Petani Jawa adalah bagian dari bangsa agraris di Indonesia, yang telah hidup dengan tradisi pertanian padi basah kurang lebih 2000 tahun lamanya. Para petani itu, terutama yang mendiami daerah-daerah bekas kerajaan-kerajaan Jawa, mengikuti suatu sistem penanggalan pertanian, yang disebut pranatamangsa.
Pranatamangsa, arti harafiahnya adalah pengaturan musim. Agaknya, pemanfaatan pranatamangsa ini ikut menyumbang pada keberhasilan dan keagungan kerajaan-kerajaan Mataram Lama, Pajang dan Mataram Islam. Dengan pranatamangsa tersebut, orang pada zaman itu mempunyai pedoman yang jelas untuk bertani, berdagang, menjalankan pemerintahan dan keserdaduan.

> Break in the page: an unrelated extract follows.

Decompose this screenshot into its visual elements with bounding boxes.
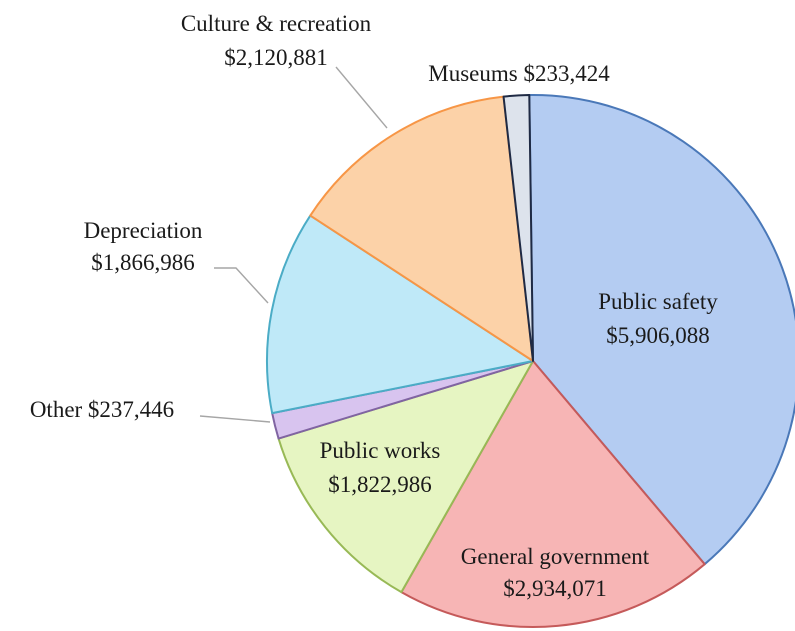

Pranatamangsa ini mempunyai seluk beluk yang tak kalah rumitnya dengan penanggalan Mesir kuno, Cina, Maya dan Burma. Kata Daljoeni: “Di dalam pranatamangsa terdapat pertalian yang mengagumkan antara aspek-aspeknya yang bersifat kosmografis, bioklimatogis yang mendasari kehidupan sosial-ekonomi dan sosial-budaya masyarakat bertani di pedesaan. Sebagai keseluruhan pranatamangsa mencerminkan ontologi menurut konsepsi Jawa serta akhetip alam pikiran petani Jawa yang dilukiskan dengan berbagai lambang yang berupa watak-watak mangsa dalam peristilahan kosmologis yang mencerminkan harmoni antara manusia, kosmos dan realitas.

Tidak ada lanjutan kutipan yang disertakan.